しかし、タバコカスミカメによってコナジラミの発生は抑えたものの、今度は増え過ぎたタバコカスミカメがトマトの茎から汁を吸うことで、トマト自体がダメージを受けた。更に、次から次へと現れるヨトウムシの無限地獄にすっかり心を折られた。ドラゴンクエストで例えるなら、一歩進む毎にスライムの大群と遭遇するようなものである。これではとても安定生産出来ないと悟り、無農薬栽培は諦めた。
そこで2年目からは味に特化したフルーツトマトの栽培にチャレンジした。静岡県のHappyQualityという会社に教えを乞い、極小培地による低段密植栽培という手法での栽培技術を習得することができた。顧客からの評判も良く大きく前進した。
3年目はさらなる収益性向上を目指し、フルーツトマトの通年栽培に挑戦した。しかし、真夏に収穫したトマトは甘くならず酸味が強くなり、フルーツトマトとは言えないシロモノだった。また、強い日差しの影響で割れる果実が多く収量も激減してしまった。
さらに、日中は35度以上、夜間も30度近い環境ではトマトは凄まじいスピードで成長する。炎天下のトマトの管理作業は体力だけでなく、精神をも削る。
そうまでして育てたトマトが台風で吹き飛ばされたことによってここでも心を折られ、真夏のトマト栽培は諦めた。
商品に付加価値をつけて収益性を上げても、真夏に生産出来なければ単収の減少から設備全体として収益性が落ちるため、設備投資の回収が困難になる。
一方、真夏にトマトを栽培するには台風に耐える頑強なビニールハウスと、強い日差しを和らげるための遮光カーテンが必要となるため、例え栽培できても今度は設備コスト増となり、投資回収が困難となる。
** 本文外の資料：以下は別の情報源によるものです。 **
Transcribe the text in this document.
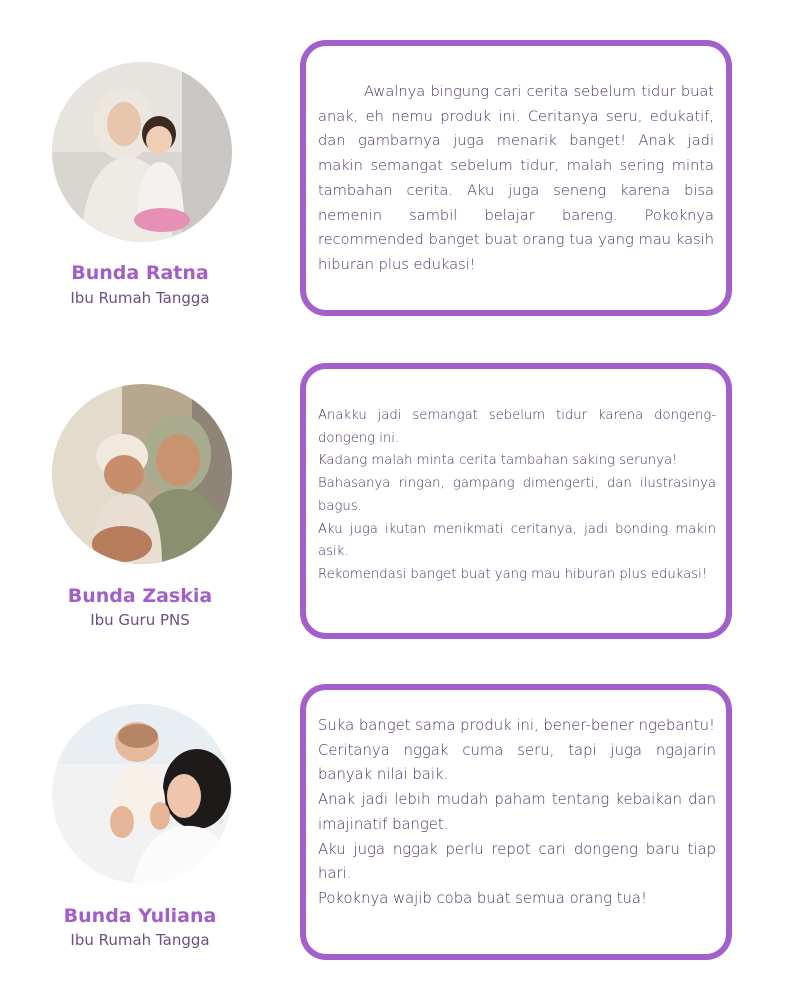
Bunda Ratna
Ibu Rumah Tangga

Awalnya bingung cari cerita sebelum tidur buat anak, eh nemu produk ini. Ceritanya seru, edukatif, dan gambarnya juga menarik banget! Anak jadi makin semangat sebelum tidur, malah sering minta tambahan cerita. Aku juga seneng karena bisa nemenin sambil belajar bareng. Pokoknya recommended banget buat orang tua yang mau kasih hiburan plus edukasi!

Bunda Zaskia
Ibu Guru PNS

Anakku jadi semangat sebelum tidur karena dongeng-dongeng ini.
Kadang malah minta cerita tambahan saking serunya!
Bahasanya ringan, gampang dimengerti, dan ilustrasinya bagus.
Aku juga ikutan menikmati ceritanya, jadi bonding makin asik.
Rekomendasi banget buat yang mau hiburan plus edukasi!

Bunda Yuliana
Ibu Rumah Tangga

Suka banget sama produk ini, bener-bener ngebantu!
Ceritanya nggak cuma seru, tapi juga ngajarin banyak nilai baik.
Anak jadi lebih mudah paham tentang kebaikan dan imajinatif banget.
Aku juga nggak perlu repot cari dongeng baru tiap hari.
Pokoknya wajib coba buat semua orang tua!
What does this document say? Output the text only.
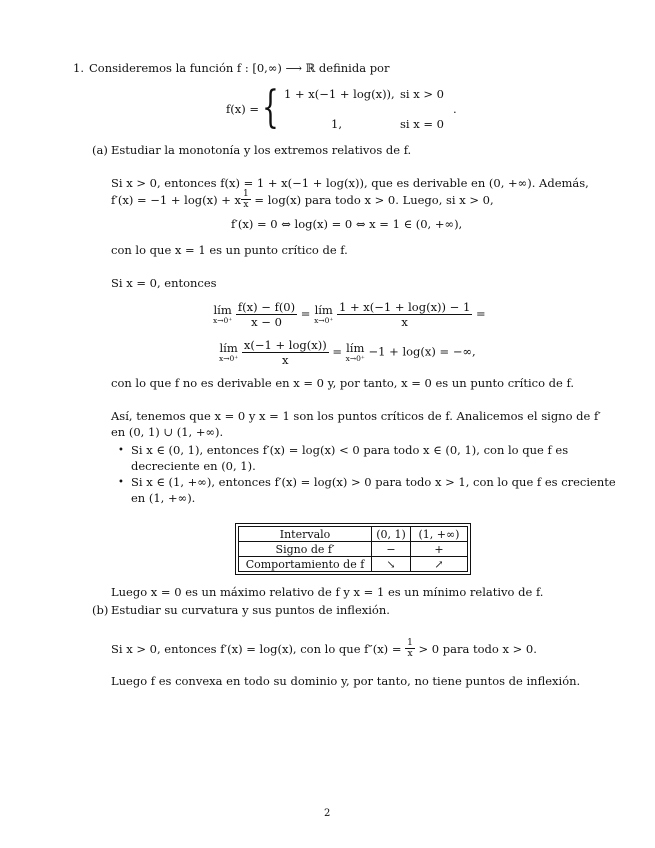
1. Consideremos la función f : [0,∞) ⟶ ℝ definida por
f(x) = { 1 + x(−1 + log(x)), si x > 0
1,	si x = 0
.
(a) Estudiar la monotonía y los extremos relativos de f.
Si x > 0, entonces f(x) = 1 + x(−1 + log(x)), que es derivable en (0, +∞). Además,
f′(x) = −1 + log(x) + x $\frac{1}{x} = \log(x)$ para todo x > 0. Luego, si x > 0,
f′(x) = 0 ⇔ log(x) = 0 ⇔ x = 1 ∈ (0, +∞),
con lo que x = 1 es un punto crítico de f.
Si x = 0, entonces
lím
x→0⁺
$\frac{f(x) - f(0)}{x - 0}$ = lím
x→0⁺
$\frac{1 + x(-1 + \log(x)) - 1}{x}$ =
lím
x→0⁺
$\frac{x(-1 + \log(x))}{x}$ = lím
x→0⁺ −1 + log(x) = −∞,
con lo que f no es derivable en x = 0 y, por tanto, x = 0 es un punto crítico de f.
Así, tenemos que x = 0 y x = 1 son los puntos críticos de f. Analicemos el signo de f′
en (0, 1) ∪ (1, +∞).
• Si x ∈ (0, 1), entonces f′(x) = log(x) < 0 para todo x ∈ (0, 1), con lo que f es
decreciente en (0, 1).
• Si x ∈ (1, +∞), entonces f′(x) = log(x) > 0 para todo x > 1, con lo que f es creciente
en (1, +∞).
Intervalo	(0, 1)	(1, +∞)
Signo de f′	−	+
Comportamiento de f	↘	↗
Luego x = 0 es un máximo relativo de f y x = 1 es un mínimo relativo de f.
(b) Estudiar su curvatura y sus puntos de inflexión.
Si x > 0, entonces f′(x) = log(x), con lo que $f''(x) = \frac{1}{x} > 0$ para todo x > 0.
Luego f es convexa en todo su dominio y, por tanto, no tiene puntos de inflexión.
2
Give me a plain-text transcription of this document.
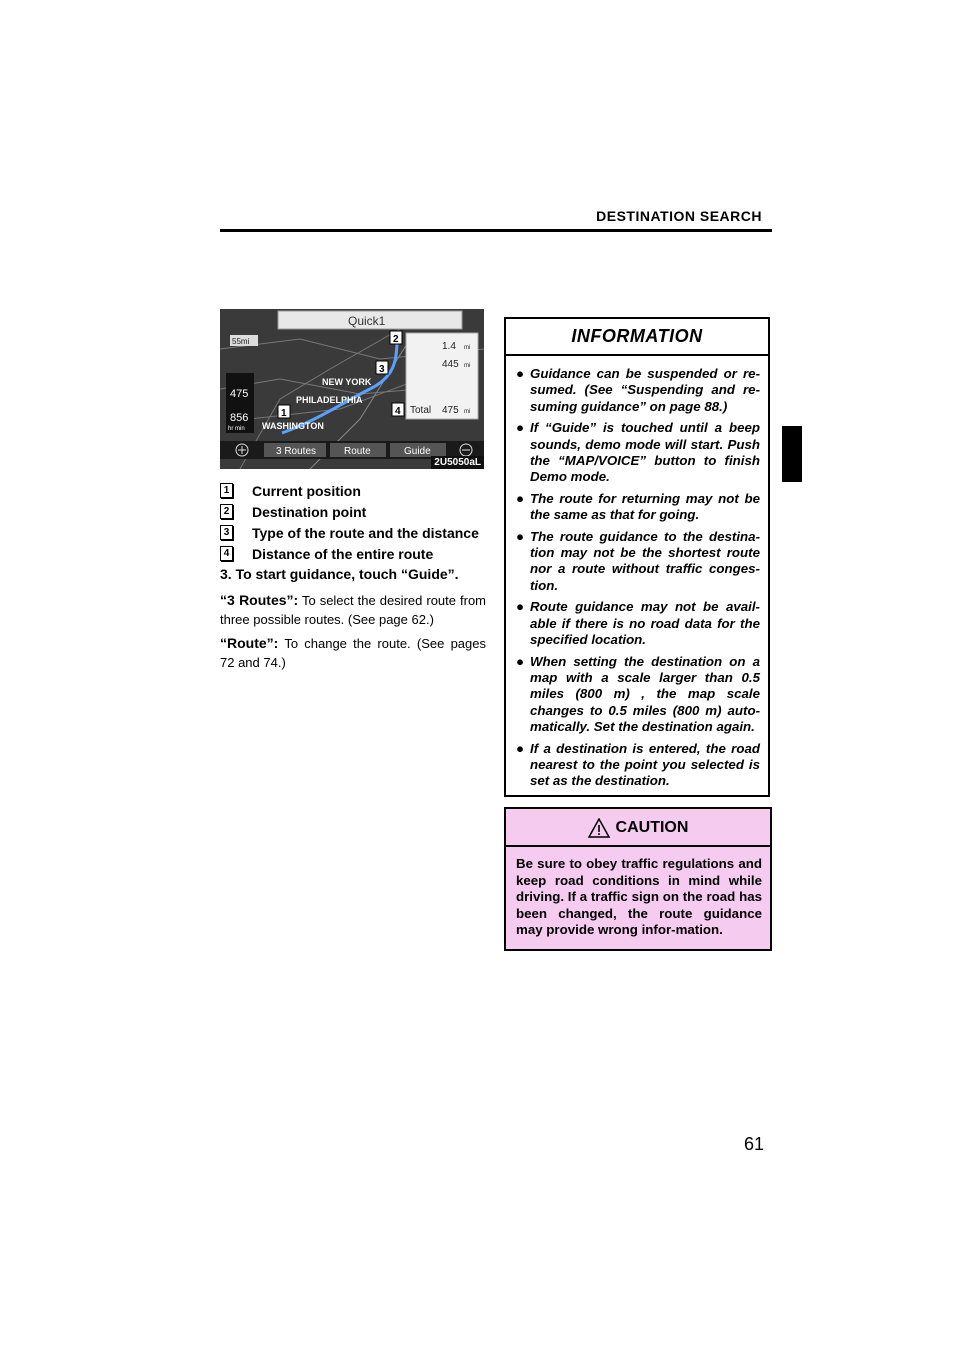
DESTINATION SEARCH
Quick1
55mi
475
856
hr min
NEW YORK
PHILADELPHIA
WASHINGTON
1.4 mi
445 mi
Total 475 mi
1
2
3
4
3 Routes	Route	Guide
2U5050aL
1 Current position
2 Destination point
3 Type of the route and the distance
4 Distance of the entire route
3. To start guidance, touch “Guide”.
“3 Routes”: To select the desired route from three possible routes. (See page 62.)
“Route”: To change the route. (See pages 72 and 74.)
INFORMATION
● Guidance can be suspended or re-sumed. (See “Suspending and re-suming guidance” on page 88.)
● If “Guide” is touched until a beep sounds, demo mode will start. Push the “MAP/VOICE” button to finish Demo mode.
● The route for returning may not be the same as that for going.
● The route guidance to the destina-tion may not be the shortest route nor a route without traffic conges-tion.
● Route guidance may not be avail-able if there is no road data for the specified location.
● When setting the destination on a map with a scale larger than 0.5 miles (800 m) , the map scale changes to 0.5 miles (800 m) auto-matically. Set the destination again.
● If a destination is entered, the road nearest to the point you selected is set as the destination.
CAUTION
Be sure to obey traffic regulations and keep road conditions in mind while driving. If a traffic sign on the road has been changed, the route guidance may provide wrong infor-mation.
61
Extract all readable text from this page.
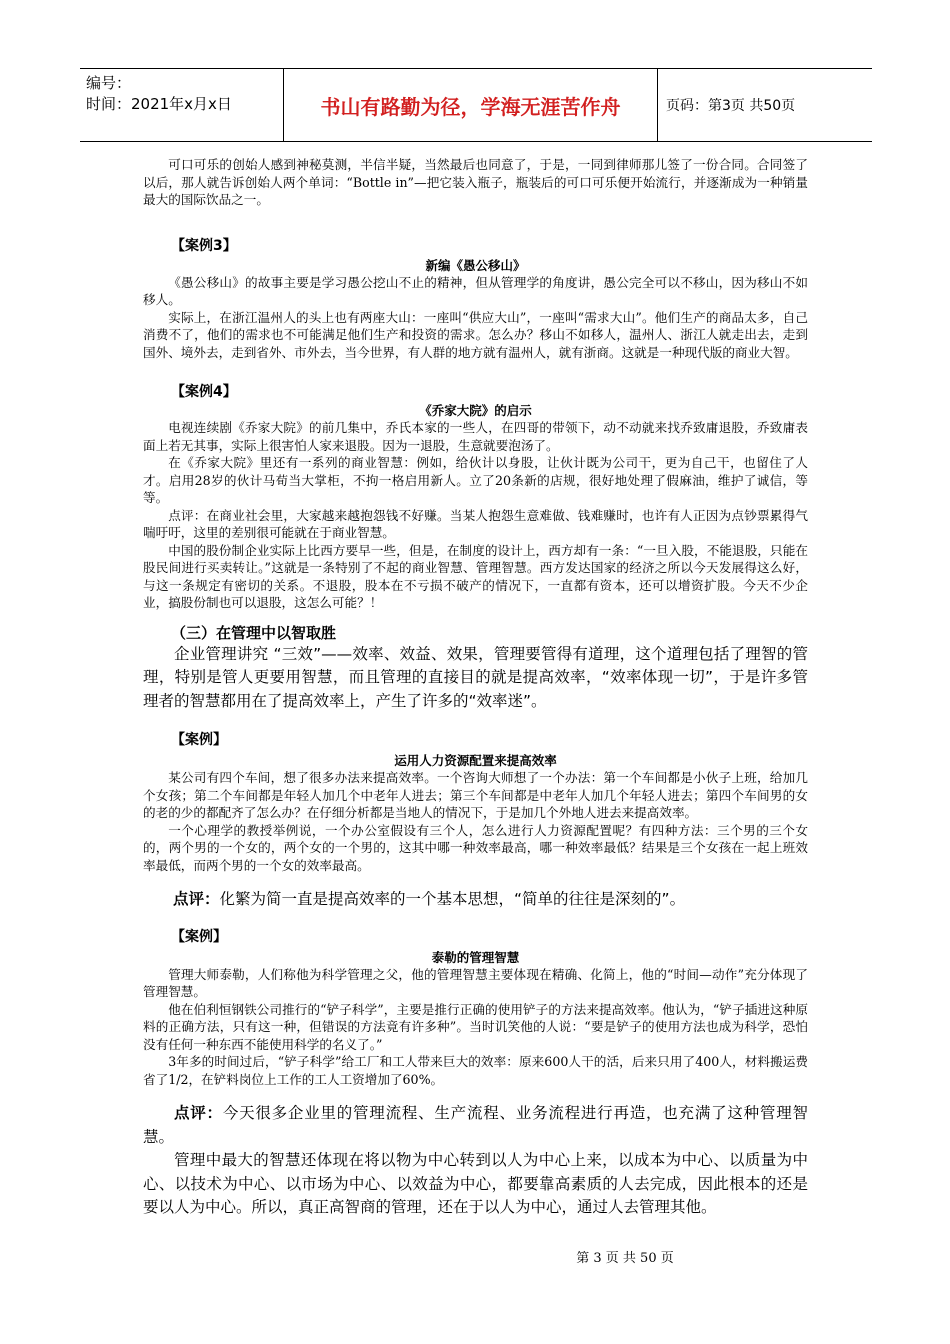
编号：
时间：2021年x月x日	书山有路勤为径，学海无涯苦作舟	页码：第3页 共50页

可口可乐的创始人感到神秘莫测，半信半疑，当然最后也同意了，于是，一同到律师那儿签了一份合同。合同签了以后，那人就告诉创始人两个单词：“Bottle in”—把它装入瓶子，瓶装后的可口可乐便开始流行，并逐渐成为一种销量最大的国际饮品之一。

【案例3】

新编《愚公移山》

《愚公移山》的故事主要是学习愚公挖山不止的精神，但从管理学的角度讲，愚公完全可以不移山，因为移山不如移人。

实际上，在浙江温州人的头上也有两座大山：一座叫“供应大山”，一座叫“需求大山”。他们生产的商品太多，自己消费不了，他们的需求也不可能满足他们生产和投资的需求。怎么办？移山不如移人，温州人、浙江人就走出去，走到国外、境外去，走到省外、市外去，当今世界，有人群的地方就有温州人，就有浙商。这就是一种现代版的商业大智。

【案例4】

《乔家大院》的启示

电视连续剧《乔家大院》的前几集中，乔氏本家的一些人，在四哥的带领下，动不动就来找乔致庸退股，乔致庸表面上若无其事，实际上很害怕人家来退股。因为一退股，生意就要泡汤了。

在《乔家大院》里还有一系列的商业智慧：例如，给伙计以身股，让伙计既为公司干，更为自己干，也留住了人才。启用28岁的伙计马荀当大掌柜，不拘一格启用新人。立了20条新的店规，很好地处理了假麻油，维护了诚信，等等。

点评：在商业社会里，大家越来越抱怨钱不好赚。当某人抱怨生意难做、钱难赚时，也许有人正因为点钞票累得气喘吁吁，这里的差别很可能就在于商业智慧。

中国的股份制企业实际上比西方要早一些，但是，在制度的设计上，西方却有一条：“一旦入股，不能退股，只能在股民间进行买卖转让。”这就是一条特别了不起的商业智慧、管理智慧。西方发达国家的经济之所以今天发展得这么好，与这一条规定有密切的关系。不退股，股本在不亏损不破产的情况下，一直都有资本，还可以增资扩股。今天不少企业，搞股份制也可以退股，这怎么可能？！

（三）在管理中以智取胜

企业管理讲究 “三效”——效率、效益、效果，管理要管得有道理，这个道理包括了理智的管理，特别是管人更要用智慧，而且管理的直接目的就是提高效率，“效率体现一切”，于是许多管理者的智慧都用在了提高效率上，产生了许多的“效率迷”。

【案例】

运用人力资源配置来提高效率

某公司有四个车间，想了很多办法来提高效率。一个咨询大师想了一个办法：第一个车间都是小伙子上班，给加几个女孩；第二个车间都是年轻人加几个中老年人进去；第三个车间都是中老年人加几个年轻人进去；第四个车间男的女的老的少的都配齐了怎么办？在仔细分析都是当地人的情况下，于是加几个外地人进去来提高效率。

一个心理学的教授举例说，一个办公室假设有三个人，怎么进行人力资源配置呢？有四种方法：三个男的三个女的，两个男的一个女的，两个女的一个男的，这其中哪一种效率最高，哪一种效率最低？结果是三个女孩在一起上班效率最低，而两个男的一个女的效率最高。

点评：化繁为简一直是提高效率的一个基本思想，“简单的往往是深刻的”。

【案例】

泰勒的管理智慧

管理大师泰勒，人们称他为科学管理之父，他的管理智慧主要体现在精确、化简上，他的“时间—动作”充分体现了管理智慧。

他在伯利恒钢铁公司推行的“铲子科学”，主要是推行正确的使用铲子的方法来提高效率。他认为，“铲子插进这种原料的正确方法，只有这一种，但错误的方法竟有许多种”。当时讥笑他的人说：“要是铲子的使用方法也成为科学，恐怕没有任何一种东西不能使用科学的名义了。”

3年多的时间过后，“铲子科学”给工厂和工人带来巨大的效率：原来600人干的活，后来只用了400人，材料搬运费省了1/2，在铲料岗位上工作的工人工资增加了60%。

点评：今天很多企业里的管理流程、生产流程、业务流程进行再造，也充满了这种管理智慧。

管理中最大的智慧还体现在将以物为中心转到以人为中心上来，以成本为中心、以质量为中心、以技术为中心、以市场为中心、以效益为中心，都要靠高素质的人去完成，因此根本的还是要以人为中心。所以，真正高智商的管理，还在于以人为中心，通过人去管理其他。

第 3 页 共 50 页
では、トマトの値段を高くしてはどうか?確かに1パック398円や498円のトマトはスーパーでも見かける。しかし、これらのトマトを地元の人たちがどれだけ買ってくれるだろう。我々が目指すのはエネルギーと農作物の地産地消であり、その地域で生活する人たちの力によって廻る仕組みをつくりたいという想いがある。一部の富裕層の力だけで成り立つのであれば、それは企業理念と反することになる。
あちらを立てればこちらが立たず。そこで、この難題を解くために二つの方法を新たに検討することにした。一つは真夏に栽培せずに単収を上げる方法、そしてもう一つはバイマス関連機器の収益性を上げる方法である。